Contributed by Suzanne Newcomb, May 23, 2016

The EEOC has finalized 2 rules relevant to employer wellness programs. The Final Rules, which can be found here and here, amend existing regulations implementing the Americans With Disabilities Act (ADA) and the Genetic Information Non-Discrimination Act (“GINA”), respectively, and specifically address employer-sponsored wellness programs.

employee wellnessThe ADA prohibits employers from making disability-related inquires or requiring medical examinations, except in limited circumstances. GINA prohibits employers from requesting, requiring or purchasing “genetic information” about employees and their family members, except in limited circumstances. These prohibitions, coupled with the statutes’ expansive definitions of “disability” and “genetic information” have complicated employers’ well-intentioned efforts to implement incentives aimed at promoting health and disease prevention.

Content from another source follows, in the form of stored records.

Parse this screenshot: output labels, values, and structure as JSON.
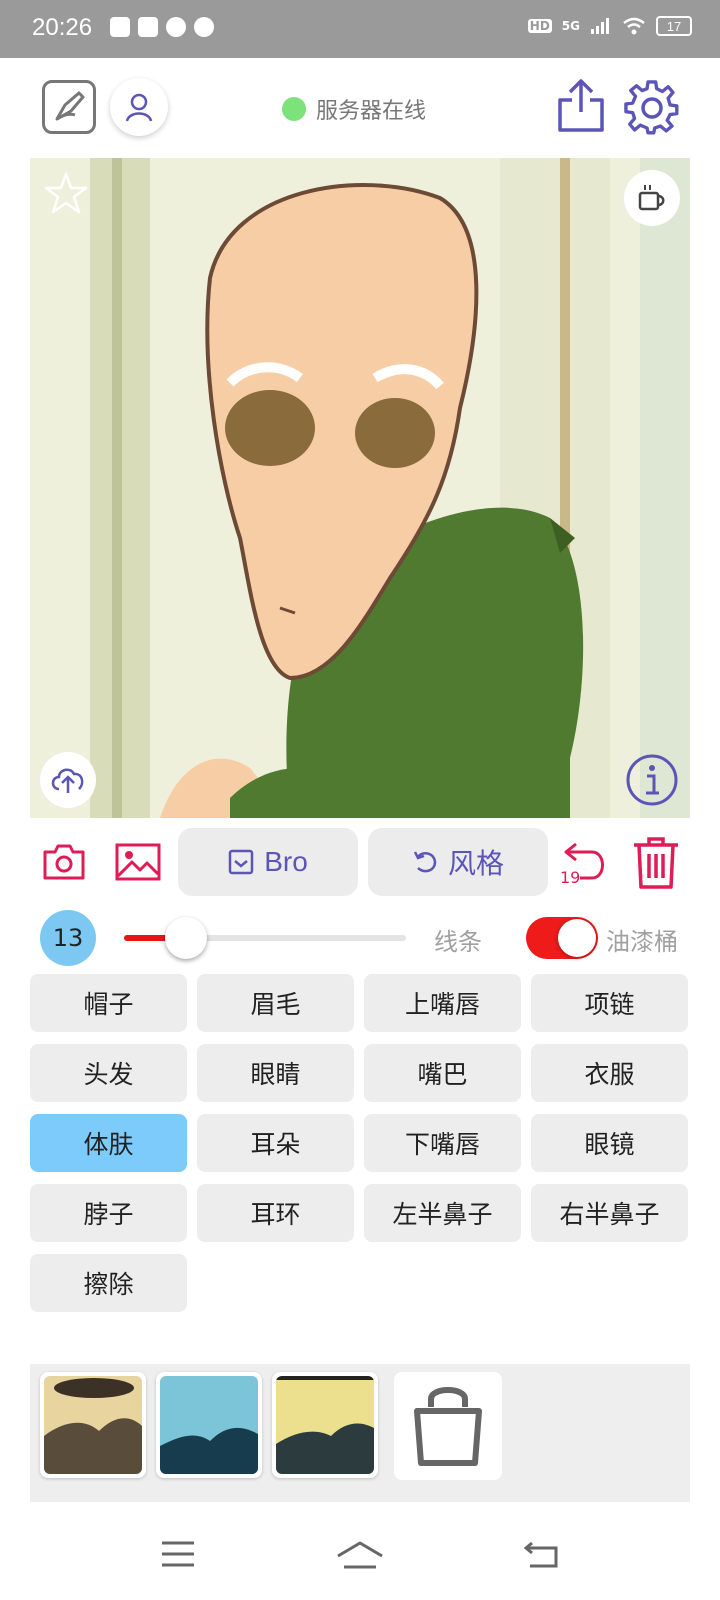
{
  "status_bar": {
    "time": "20:26",
    "hd_badge": "HD",
    "network": "5G",
    "battery": "17"
  },
  "header": {
    "server_status": "服务器在线",
    "server_status_color": "#7ee27a"
  },
  "toolbar": {
    "model_label": "Bro",
    "style_label": "风格",
    "undo_count": "19",
    "accent_color": "#e11b55",
    "primary_color": "#5b55b8"
  },
  "brush": {
    "size": "13",
    "line_label": "线条",
    "slider_fraction": 0.22,
    "bucket_label": "油漆桶",
    "bucket_enabled": true
  },
  "parts": [
    {
      "label": "帽子",
      "selected": false
    },
    {
      "label": "眉毛",
      "selected": false
    },
    {
      "label": "上嘴唇",
      "selected": false
    },
    {
      "label": "项链",
      "selected": false
    },
    {
      "label": "头发",
      "selected": false
    },
    {
      "label": "眼睛",
      "selected": false
    },
    {
      "label": "嘴巴",
      "selected": false
    },
    {
      "label": "衣服",
      "selected": false
    },
    {
      "label": "体肤",
      "selected": true
    },
    {
      "label": "耳朵",
      "selected": false
    },
    {
      "label": "下嘴唇",
      "selected": false
    },
    {
      "label": "眼镜",
      "selected": false
    },
    {
      "label": "脖子",
      "selected": false
    },
    {
      "label": "耳环",
      "selected": false
    },
    {
      "label": "左半鼻子",
      "selected": false
    },
    {
      "label": "右半鼻子",
      "selected": false
    },
    {
      "label": "擦除",
      "selected": false
    }
  ],
  "icons": {
    "logo": "sketch-logo-icon",
    "profile": "user-icon",
    "share": "share-icon",
    "settings": "gear-icon",
    "favorite": "star-icon",
    "coffee": "coffee-icon",
    "upload": "cloud-upload-icon",
    "info": "info-icon",
    "camera": "camera-icon",
    "gallery": "image-icon",
    "undo": "undo-icon",
    "delete": "trash-icon",
    "shop": "shopping-bag-icon"
  }
}
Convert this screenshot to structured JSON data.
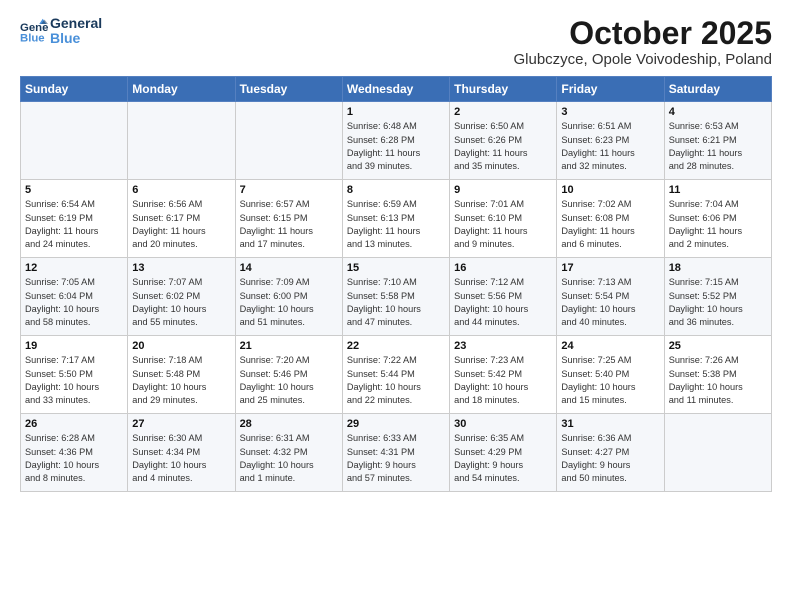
{
  "header": {
    "logo_line1": "General",
    "logo_line2": "Blue",
    "title": "October 2025",
    "subtitle": "Glubczyce, Opole Voivodeship, Poland"
  },
  "days_of_week": [
    "Sunday",
    "Monday",
    "Tuesday",
    "Wednesday",
    "Thursday",
    "Friday",
    "Saturday"
  ],
  "weeks": [
    [
      {
        "day": "",
        "info": ""
      },
      {
        "day": "",
        "info": ""
      },
      {
        "day": "",
        "info": ""
      },
      {
        "day": "1",
        "info": "Sunrise: 6:48 AM\nSunset: 6:28 PM\nDaylight: 11 hours\nand 39 minutes."
      },
      {
        "day": "2",
        "info": "Sunrise: 6:50 AM\nSunset: 6:26 PM\nDaylight: 11 hours\nand 35 minutes."
      },
      {
        "day": "3",
        "info": "Sunrise: 6:51 AM\nSunset: 6:23 PM\nDaylight: 11 hours\nand 32 minutes."
      },
      {
        "day": "4",
        "info": "Sunrise: 6:53 AM\nSunset: 6:21 PM\nDaylight: 11 hours\nand 28 minutes."
      }
    ],
    [
      {
        "day": "5",
        "info": "Sunrise: 6:54 AM\nSunset: 6:19 PM\nDaylight: 11 hours\nand 24 minutes."
      },
      {
        "day": "6",
        "info": "Sunrise: 6:56 AM\nSunset: 6:17 PM\nDaylight: 11 hours\nand 20 minutes."
      },
      {
        "day": "7",
        "info": "Sunrise: 6:57 AM\nSunset: 6:15 PM\nDaylight: 11 hours\nand 17 minutes."
      },
      {
        "day": "8",
        "info": "Sunrise: 6:59 AM\nSunset: 6:13 PM\nDaylight: 11 hours\nand 13 minutes."
      },
      {
        "day": "9",
        "info": "Sunrise: 7:01 AM\nSunset: 6:10 PM\nDaylight: 11 hours\nand 9 minutes."
      },
      {
        "day": "10",
        "info": "Sunrise: 7:02 AM\nSunset: 6:08 PM\nDaylight: 11 hours\nand 6 minutes."
      },
      {
        "day": "11",
        "info": "Sunrise: 7:04 AM\nSunset: 6:06 PM\nDaylight: 11 hours\nand 2 minutes."
      }
    ],
    [
      {
        "day": "12",
        "info": "Sunrise: 7:05 AM\nSunset: 6:04 PM\nDaylight: 10 hours\nand 58 minutes."
      },
      {
        "day": "13",
        "info": "Sunrise: 7:07 AM\nSunset: 6:02 PM\nDaylight: 10 hours\nand 55 minutes."
      },
      {
        "day": "14",
        "info": "Sunrise: 7:09 AM\nSunset: 6:00 PM\nDaylight: 10 hours\nand 51 minutes."
      },
      {
        "day": "15",
        "info": "Sunrise: 7:10 AM\nSunset: 5:58 PM\nDaylight: 10 hours\nand 47 minutes."
      },
      {
        "day": "16",
        "info": "Sunrise: 7:12 AM\nSunset: 5:56 PM\nDaylight: 10 hours\nand 44 minutes."
      },
      {
        "day": "17",
        "info": "Sunrise: 7:13 AM\nSunset: 5:54 PM\nDaylight: 10 hours\nand 40 minutes."
      },
      {
        "day": "18",
        "info": "Sunrise: 7:15 AM\nSunset: 5:52 PM\nDaylight: 10 hours\nand 36 minutes."
      }
    ],
    [
      {
        "day": "19",
        "info": "Sunrise: 7:17 AM\nSunset: 5:50 PM\nDaylight: 10 hours\nand 33 minutes."
      },
      {
        "day": "20",
        "info": "Sunrise: 7:18 AM\nSunset: 5:48 PM\nDaylight: 10 hours\nand 29 minutes."
      },
      {
        "day": "21",
        "info": "Sunrise: 7:20 AM\nSunset: 5:46 PM\nDaylight: 10 hours\nand 25 minutes."
      },
      {
        "day": "22",
        "info": "Sunrise: 7:22 AM\nSunset: 5:44 PM\nDaylight: 10 hours\nand 22 minutes."
      },
      {
        "day": "23",
        "info": "Sunrise: 7:23 AM\nSunset: 5:42 PM\nDaylight: 10 hours\nand 18 minutes."
      },
      {
        "day": "24",
        "info": "Sunrise: 7:25 AM\nSunset: 5:40 PM\nDaylight: 10 hours\nand 15 minutes."
      },
      {
        "day": "25",
        "info": "Sunrise: 7:26 AM\nSunset: 5:38 PM\nDaylight: 10 hours\nand 11 minutes."
      }
    ],
    [
      {
        "day": "26",
        "info": "Sunrise: 6:28 AM\nSunset: 4:36 PM\nDaylight: 10 hours\nand 8 minutes."
      },
      {
        "day": "27",
        "info": "Sunrise: 6:30 AM\nSunset: 4:34 PM\nDaylight: 10 hours\nand 4 minutes."
      },
      {
        "day": "28",
        "info": "Sunrise: 6:31 AM\nSunset: 4:32 PM\nDaylight: 10 hours\nand 1 minute."
      },
      {
        "day": "29",
        "info": "Sunrise: 6:33 AM\nSunset: 4:31 PM\nDaylight: 9 hours\nand 57 minutes."
      },
      {
        "day": "30",
        "info": "Sunrise: 6:35 AM\nSunset: 4:29 PM\nDaylight: 9 hours\nand 54 minutes."
      },
      {
        "day": "31",
        "info": "Sunrise: 6:36 AM\nSunset: 4:27 PM\nDaylight: 9 hours\nand 50 minutes."
      },
      {
        "day": "",
        "info": ""
      }
    ]
  ]
}
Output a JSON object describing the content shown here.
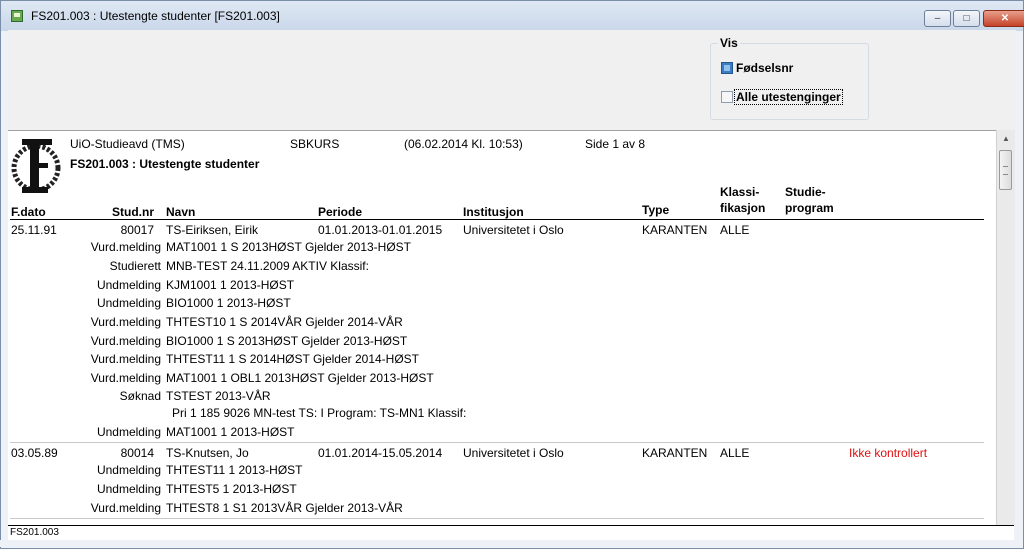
{
  "window": {
    "title": "FS201.003 : Utestengte studenter  [FS201.003]",
    "minimize": "–",
    "maximize": "□",
    "close": "✕"
  },
  "vis": {
    "legend": "Vis",
    "fodselsnr": {
      "label": "Fødselsnr",
      "checked": true
    },
    "alle": {
      "label": "Alle utestenginger",
      "checked": false
    }
  },
  "report_header": {
    "org": "UiO-Studieavd (TMS)",
    "user": "SBKURS",
    "timestamp": "(06.02.2014 Kl. 10:53)",
    "page": "Side 1 av 8",
    "title": "FS201.003 : Utestengte studenter"
  },
  "columns": {
    "fdato": "F.dato",
    "studnr": "Stud.nr",
    "navn": "Navn",
    "periode": "Periode",
    "institusjon": "Institusjon",
    "type": "Type",
    "klassi_1": "Klassi-",
    "klassi_2": "fikasjon",
    "studie_1": "Studie-",
    "studie_2": "program"
  },
  "records": [
    {
      "fdato": "25.11.91",
      "studnr": "80017",
      "navn": "TS-Eiriksen, Eirik",
      "periode": "01.01.2013-01.01.2015",
      "institusjon": "Universitetet i Oslo",
      "type": "KARANTEN",
      "klassifikasjon": "ALLE",
      "status": "",
      "details": [
        {
          "label": "Vurd.melding",
          "text": "MAT1001 1 S 2013HØST Gjelder 2013-HØST"
        },
        {
          "label": "Studierett",
          "text": "MNB-TEST 24.11.2009  AKTIV Klassif:"
        },
        {
          "label": "Undmelding",
          "text": "KJM1001 1 2013-HØST"
        },
        {
          "label": "Undmelding",
          "text": "BIO1000 1 2013-HØST"
        },
        {
          "label": "Vurd.melding",
          "text": "THTEST10 1 S 2014VÅR Gjelder 2014-VÅR"
        },
        {
          "label": "Vurd.melding",
          "text": "BIO1000 1 S 2013HØST Gjelder 2013-HØST"
        },
        {
          "label": "Vurd.melding",
          "text": "THTEST11 1 S 2014HØST Gjelder 2014-HØST"
        },
        {
          "label": "Vurd.melding",
          "text": "MAT1001 1 OBL1 2013HØST Gjelder 2013-HØST"
        },
        {
          "label": "Søknad",
          "text": "TSTEST 2013-VÅR"
        },
        {
          "label": "",
          "text": "Pri 1 185 9026 MN-test TS: I Program: TS-MN1 Klassif:"
        },
        {
          "label": "Undmelding",
          "text": "MAT1001 1 2013-HØST"
        }
      ]
    },
    {
      "fdato": "03.05.89",
      "studnr": "80014",
      "navn": "TS-Knutsen, Jo",
      "periode": "01.01.2014-15.05.2014",
      "institusjon": "Universitetet i Oslo",
      "type": "KARANTEN",
      "klassifikasjon": "ALLE",
      "status": "Ikke kontrollert",
      "details": [
        {
          "label": "Undmelding",
          "text": "THTEST11 1 2013-HØST"
        },
        {
          "label": "Undmelding",
          "text": "THTEST5 1 2013-HØST"
        },
        {
          "label": "Vurd.melding",
          "text": "THTEST8 1 S1 2013VÅR Gjelder 2013-VÅR"
        }
      ]
    }
  ],
  "statusbar": {
    "text": "FS201.003"
  },
  "colors": {
    "status_red": "#e01010",
    "accent": "#3b7dc4"
  }
}
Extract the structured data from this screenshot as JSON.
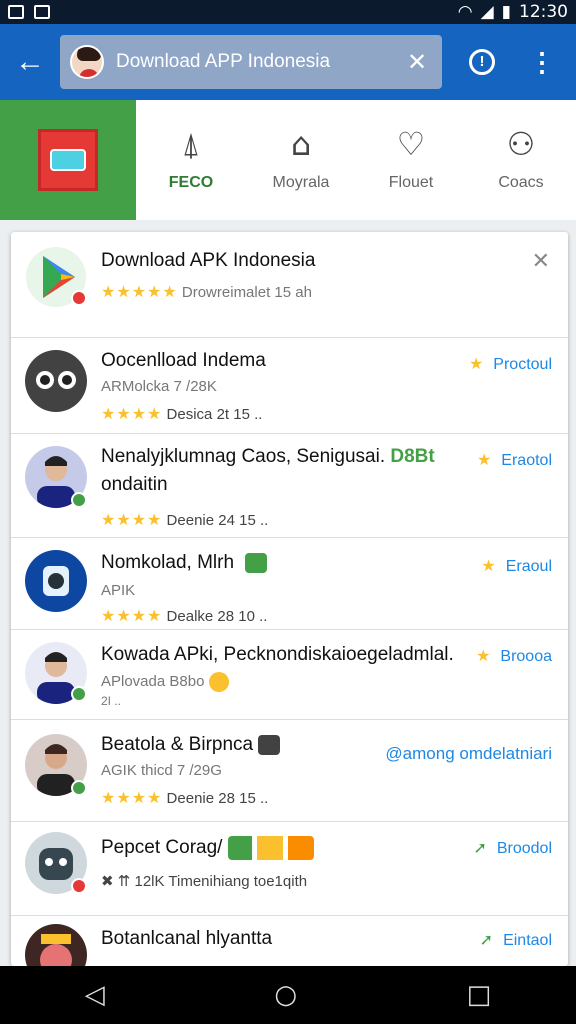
{
  "status": {
    "time": "12:30"
  },
  "search": {
    "query": "Download APP Indonesia"
  },
  "tabs": [
    {
      "label": "FECO",
      "icon": "⍋",
      "icon_name": "bell-icon"
    },
    {
      "label": "Moyrala",
      "icon": "⌂",
      "icon_name": "home-icon"
    },
    {
      "label": "Flouet",
      "icon": "♡",
      "icon_name": "heart-icon"
    },
    {
      "label": "Coacs",
      "icon": "⚇",
      "icon_name": "person-icon"
    }
  ],
  "results": [
    {
      "title": "Download APK Indonesia",
      "rating": "★★★★★",
      "meta": "Drowreimalet 15 ah"
    },
    {
      "title": "Oocenlload Indema",
      "sub": "ARMolcka 7 /28K",
      "rating": "★★★★",
      "meta": "Desica  2t  15  ..",
      "action": "Proctoul"
    },
    {
      "title": "Nenalyjklumnag Caos, Senigusai.",
      "title_tag": "D8Bt",
      "sub": "ondaitin",
      "rating": "★★★★",
      "meta": "Deenie  24  15  ..",
      "action": "Eraotol"
    },
    {
      "title": "Nomkolad, Mlrh",
      "sub": "APIK",
      "rating": "★★★★",
      "meta": "Dealke  28  10  ..",
      "action": "Eraoul"
    },
    {
      "title": "Kowada APki, Pecknondiskaioegeladmlal.",
      "sub": "APlovada B8bo",
      "meta": "2I  ..",
      "action": "Broooa"
    },
    {
      "title": "Beatola & Birpnca",
      "sub": "AGIK thicd 7 /29G",
      "rating": "★★★★",
      "meta": "Deenie  28  15  ..",
      "action": "@among omdelatniari"
    },
    {
      "title": "Pepcet Corag/",
      "meta": "✖ ⇈ 12lK  Timenihiang  toe1qith",
      "action": "Broodol"
    },
    {
      "title": "Botanlcanal hlyantta",
      "action": "Eintaol"
    }
  ]
}
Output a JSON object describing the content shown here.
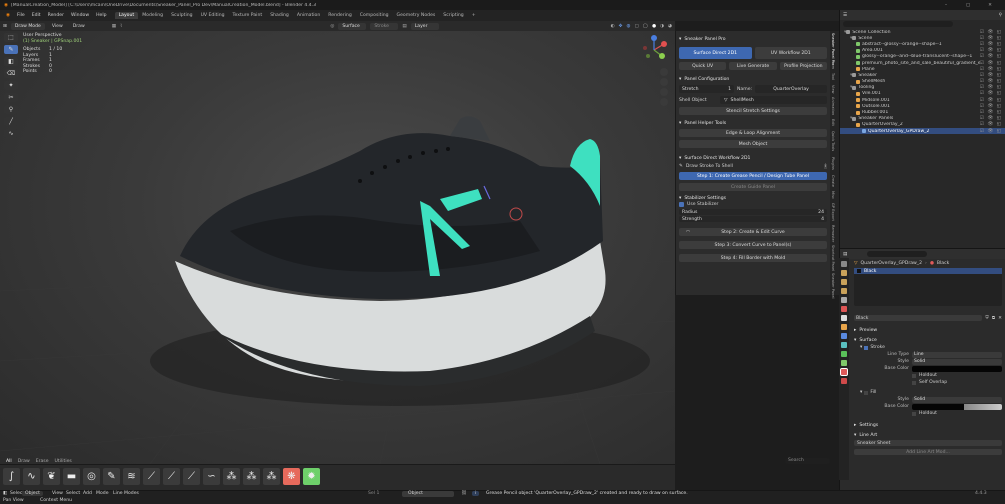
{
  "window": {
    "title": "[ManualCreation_Model] [C:\\Users\\mcain\\OneDrive\\Documents\\Sneaker_Panel_Pro Dev\\ManualCreation_Model.blend] - Blender 4.4.3",
    "controls": [
      "–",
      "▢",
      "✕"
    ]
  },
  "menu": [
    "File",
    "Edit",
    "Render",
    "Window",
    "Help"
  ],
  "workspaces": [
    {
      "label": "Layout",
      "active": true
    },
    {
      "label": "Modeling"
    },
    {
      "label": "Sculpting"
    },
    {
      "label": "UV Editing"
    },
    {
      "label": "Texture Paint"
    },
    {
      "label": "Shading"
    },
    {
      "label": "Animation"
    },
    {
      "label": "Rendering"
    },
    {
      "label": "Compositing"
    },
    {
      "label": "Geometry Nodes"
    },
    {
      "label": "Scripting"
    },
    {
      "label": "+"
    }
  ],
  "topright": {
    "scene": "Scene",
    "viewlayer": "ViewLayer"
  },
  "viewport_header": {
    "mode": "Draw Mode",
    "view": "View",
    "draw": "Draw",
    "surface": "Surface",
    "layer": "Layer",
    "stroke": "Stroke"
  },
  "overlay": {
    "title": "User Perspective",
    "subtitle": "(1) Sneaker | GPSnap.001",
    "rows": [
      {
        "k": "Objects",
        "v": "1 / 10"
      },
      {
        "k": "Layers",
        "v": "1"
      },
      {
        "k": "Frames",
        "v": "1"
      },
      {
        "k": "Strokes",
        "v": "0"
      },
      {
        "k": "Points",
        "v": "0"
      }
    ]
  },
  "gizmo": {
    "x": "X",
    "y": "Y",
    "z": "Z"
  },
  "npanel": {
    "header": "Sneaker Panel Pro",
    "surface_direct": "Surface Direct 2D1",
    "workflow": "UV Workflow 2D1",
    "quick_uv": "Quick UV",
    "live_generate": "Live Generate",
    "profile_projection": "Profile Projection",
    "panel_config": "Panel Configuration",
    "stretch_label": "Stretch",
    "stretch_value": "1",
    "name_label": "Name:",
    "name_value": "QuarterOverlay",
    "shell_label": "Shell Object",
    "shell_value": "ShellMesh",
    "stencil_settings": "Stencil Stretch Settings",
    "helper_header": "Panel Helper Tools",
    "edge_loop": "Edge & Loop Alignment",
    "mesh_object": "Mesh Object",
    "direct_header": "Surface Direct Workflow 2D1",
    "draw_stroke": "Draw Stroke To Shell",
    "step1": "Step 1: Create Grease Pencil / Design Tube Panel",
    "create_guide": "Create Guide Panel",
    "stabilizer": "Stabilizer Settings",
    "use_stab": "Use Stabilizer",
    "radius_label": "Radius",
    "radius_value": "24",
    "strength_label": "Strength",
    "strength_value": "4",
    "step2": "Step 2: Create & Edit Curve",
    "step3": "Step 3: Convert Curve to Panel(s)",
    "step4": "Step 4: Fill Border with Mold"
  },
  "vtabs": [
    "Sneaker Panel Pro",
    "Item",
    "Tool",
    "View",
    "Animation",
    "Edit",
    "Quick Tools",
    "Plugins",
    "Create",
    "Misc",
    "GP Export",
    "Remaster",
    "Shortcut Panel",
    "Sneaker Panel"
  ],
  "outliner": {
    "search": "",
    "rows": [
      {
        "t": "Scene Collection",
        "d": 0,
        "c": "#9a9a9a"
      },
      {
        "t": "Scene",
        "d": 1,
        "c": "#9a9a9a"
      },
      {
        "t": "abstract--glossy--orange--shape--1",
        "d": 2,
        "c": "#7fc86a"
      },
      {
        "t": "Area.001",
        "d": 2,
        "c": "#7fc86a"
      },
      {
        "t": "glossy--orange--and--blue-translucent--shape--1",
        "d": 2,
        "c": "#7fc86a"
      },
      {
        "t": "premium_photo_site_and_sale_beautiful_gradient_ex",
        "d": 2,
        "c": "#7fc86a"
      },
      {
        "t": "Plane",
        "d": 2,
        "c": "#e8a54a"
      },
      {
        "t": "Sneaker",
        "d": 1,
        "c": "#9a9a9a"
      },
      {
        "t": "ShellMesh",
        "d": 2,
        "c": "#e8a54a"
      },
      {
        "t": "Tooling",
        "d": 1,
        "c": "#9a9a9a"
      },
      {
        "t": "Vile.001",
        "d": 2,
        "c": "#e8a54a"
      },
      {
        "t": "Midsole.001",
        "d": 2,
        "c": "#e8a54a"
      },
      {
        "t": "Outsole.001",
        "d": 2,
        "c": "#e8a54a"
      },
      {
        "t": "Rubber.001",
        "d": 2,
        "c": "#e8a54a"
      },
      {
        "t": "Sneaker Panels",
        "d": 1,
        "c": "#9a9a9a"
      },
      {
        "t": "QuarterOverlay_2",
        "d": 2,
        "c": "#e8a54a"
      },
      {
        "t": "QuarterOverlay_GPDraw_2",
        "d": 3,
        "c": "#7aa6e0",
        "sel": true
      }
    ]
  },
  "properties": {
    "object": "QuarterOverlay_GPDraw_2",
    "layer": "Black",
    "slot": "Black",
    "material": "Black",
    "preview": "Preview",
    "surface": "Surface",
    "stroke": "Stroke",
    "line_type_label": "Line Type",
    "line_type": "Line",
    "style_label": "Style",
    "style": "Solid",
    "base_color_label": "Base Color",
    "holdout": "Holdout",
    "self_overlap": "Self Overlap",
    "fill": "Fill",
    "fill_style": "Solid",
    "fill_holdout": "Holdout",
    "settings": "Settings",
    "line_art": "Line Art",
    "custom": "Custom Props",
    "lineart_value": "Sneaker Sheet",
    "lineart_btn": "Add Line Art Mod..."
  },
  "assetshelf": {
    "tabs": [
      "All",
      "Draw",
      "Erase",
      "Utilities"
    ],
    "search": "Search"
  },
  "status": {
    "left": [
      "Select",
      "Object",
      "Pan View",
      "Context Menu"
    ],
    "mode": "Object",
    "menus": [
      "View",
      "Select",
      "Add",
      "Mode",
      "Line Modes"
    ],
    "message": "Grease Pencil object 'QuarterOverlay_GPDraw_2' created and ready to draw on surface.",
    "version": "4.4.3",
    "frame": "Sel 1"
  },
  "colors": {
    "accent": "#3e68b1",
    "selection": "#334d80",
    "panel": "#2c2c2c",
    "teal": "#3ee0c0"
  }
}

Although the Final Rules differ slightly from proposed rules issued last year, there are no major surprises. The Final Rules permit employers to offer incentives to employees who choose to participate in voluntary wellness programs or who achieve certain health outcomes as long as:

  • The program is “reasonably designed to promote heath or prevent disease.” The rule explains that this generally means the program provides useful feedback to employees (or their participating spouses) rather than simply alerting the employer to estimated future healthcare costs;
  • The program is truly voluntary, meaning employees are not required to participate and those who choose not to participate (or who fail to achieve certain goals) are not denied coverage, or subjected to adverse employment actions (i.e. termination, or other on-the-job retaliation);
  • The program may, as part of a “Health Risk Assessment,” offer inducements for an employee or participating spouse to provide information about his or her own  “manifestation of disease or disorder” but may not offer inducements or otherwise request this information specific to the employee’s children;
  • The employees receive notice describing the medical information that will be obtained, the specific purposes for which it is obtained, with whom the information will be shared, and the methods used to prevent improper disclosure;
  • Any incentives offered (financial or in-kind) may not exceed 30% of the total cost (employee-paid plus employer-contributed) of employee-only insurance coverage (or 30% of the cost of the second lowest cost Silver plan for a 40 year old non-smoker if the employer offering the wellness program does not offer health insurance). The 30% limit is applied separately to any incentives offered to the employee and any incentives offered to the employee’s participating spouse. It is not a cumulative total;
  • With limited exceptions, the medical information gathered must be kept confidential and shared with the employer only in an aggregate form not reasonably likely to disclose information specific to any individual employee; and
  • The employer provides reasonable accommodation to allow employees with disabilities equal opportunity to participate in the programs and to earn incentives.